Working kids
Michael Hinton, an apprentice with the Hired program on Fort Sill, learns about geothermal heating from his mentor David Dold, mechanical engineer for Directorate of Public Works, at the Army Corps of Engineers project, 31st Air Defense Artillery compound, on Mow-Way Road.

Michael Hinton, a 10th grader at Eisenhower High School, is exploring a career in mechanical engineering - thanks to the Hired Apprenticeship Program.

Hinton and 11 other students are exploring career opportunities through the new program at the Fort Sill Youth Center. The program exposes youth, 15 to 18 years old, to experiences and training to equip them with skills needed in a highly-competitive job market. All jobs are on post, mostly through Family and Morale, Welfare and Recreation activities, but Amber Kalla, program coordinator, has been working with other agencies on post to fill the wishes of these kids to work in the fields they are interested in and to develop the necessary skills for that career field.

"I keep finding that I have students coming in at younger and younger ages, and they know what they want to do. They want to be engineers, nurses, doctors and other professions that are outside of the scope of the MWR programs," she said. "Hinton and several others are examples of students interested in jobs outside that scope."

"Ultimately, it is our hope to prepare Army youth to compete in the high-stakes job market of the future," Kalla said. "Through the program, young people are likely to build the essential skills needed to find success in the world of work."

Hinton said he saw the flyer for the Hired program at the Youth Center and decided he might like to be an apprentice. He applied for the current term, which ends Dec. 19.

Working with David Dold, a mechanical engineer with the Directorate of Public Works, Hinton said, "I like what I'm doing now - it's what I always wanted to do. I always liked toying with stuff and I have the interest and the ability to do it. I like looking at the real-life projects and seeing them when they are finished."

Hinton told Kalla he was interested in mechanical engineering and Kalla got out the staff directory and got in touch with the chief engineer.

"He was very interested in taking part in the Hired program," said Kalla. "I have another apprentice who is studying architecture engineering through DPW." Dold said, "I would definitely have another high school student as an intern - it's been fun having him ask questions. What I do as mechanical engineer isn't rocket science and it's not hard. For a high school student to come in and be interested is exciting for me. With his interest in engineering, the sky's the limit for what he can do in his career."

"The most interesting part to me is seeing the plan and then watching it become a reality. This is never boring - every day is different," Hinton said.

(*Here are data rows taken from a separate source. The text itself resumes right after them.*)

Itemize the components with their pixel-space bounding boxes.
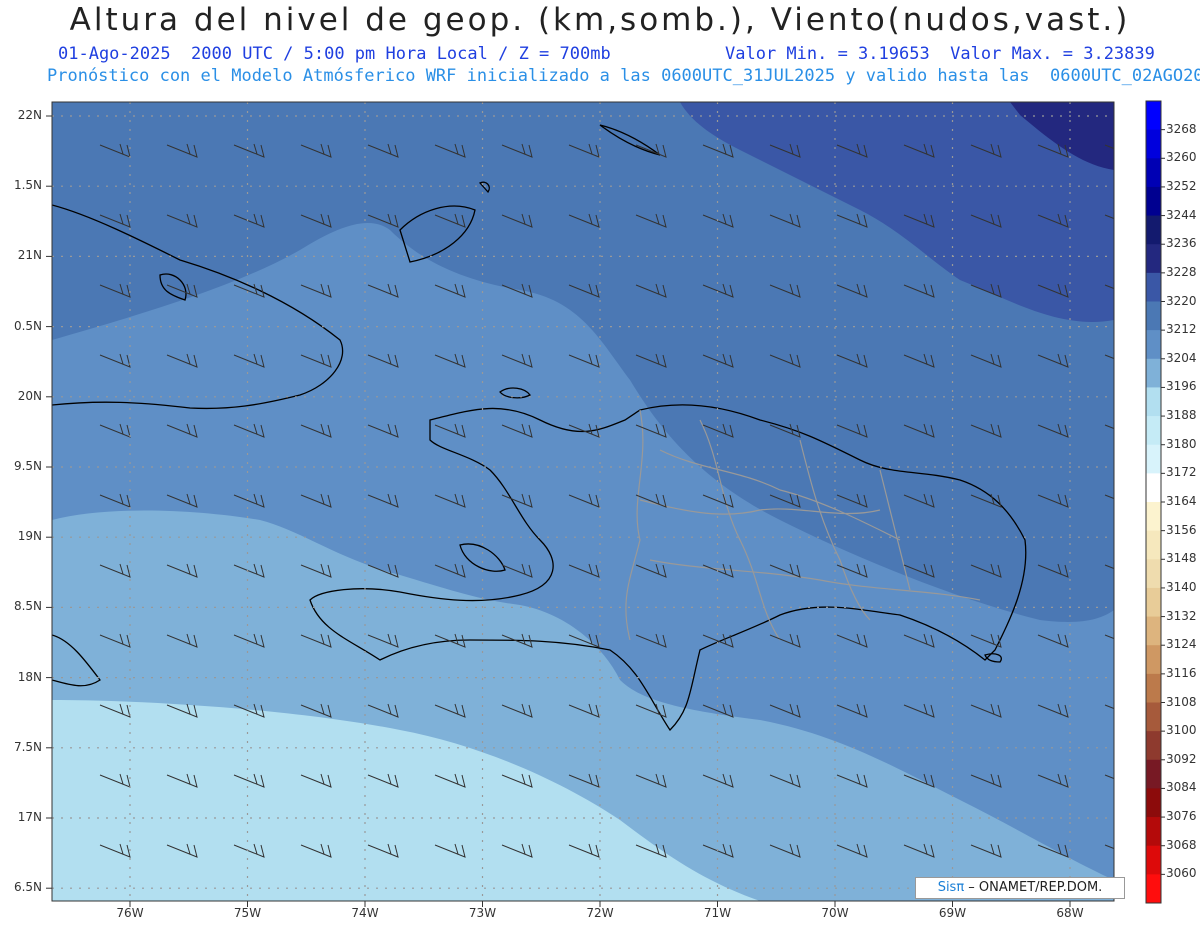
- colorbar-swatch: [1146, 444, 1161, 474]
- latitude-label: 6.5N: [13, 880, 42, 895]
- wind-barb: [770, 914, 800, 927]
- colorbar-swatch: [1146, 817, 1161, 847]
- colorbar-swatch: [1146, 387, 1161, 417]
- colorbar-swatch: [1146, 788, 1161, 818]
- colorbar-label: 3196: [1166, 379, 1197, 394]
- latitude-label: 20N: [17, 388, 42, 403]
- colorbar-swatch: [1146, 215, 1161, 245]
- wind-barb: [435, 914, 465, 927]
- colorbar-swatch: [1146, 645, 1161, 675]
- latitude-label: 7.5N: [13, 739, 42, 754]
- colorbar-label: 3092: [1166, 751, 1197, 766]
- colorbar-label: 3268: [1166, 121, 1197, 136]
- longitude-label: 76W: [116, 906, 144, 920]
- colorbar-swatch: [1146, 129, 1161, 159]
- colorbar-swatch: [1146, 530, 1161, 560]
- colorbar-swatch: [1146, 301, 1161, 331]
- longitude-label: 74W: [351, 906, 379, 920]
- colorbar-swatch: [1146, 101, 1161, 131]
- colorbar-label: 3228: [1166, 264, 1197, 279]
- colorbar-swatch: [1146, 358, 1161, 388]
- colorbar-label: 3156: [1166, 522, 1197, 537]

There are other rewards. Those who complete the 180 hour program receive a cash award. Unique Larry, a 13-year-old sophomore is an apprentice with Janet Tippeconnic, the EDGE program manager at the Youth Center.

"I thought that this would be very helpful for me in the real world," said Larry. "I had plans to get a job at some time, so this program helps me a lot."

Tippeconnic said she has been fortunate to have Larry as an intern.

"She does everything I ask her to do and I never have to ask her twice. She is pretty ideal as an intern."

The apprenticeship program accommodates special needs and is open to all youth registered through the Child, Youth and School Services registration office, now called the Parent Center Service. It also serves youth from Lawton and the surrounding area.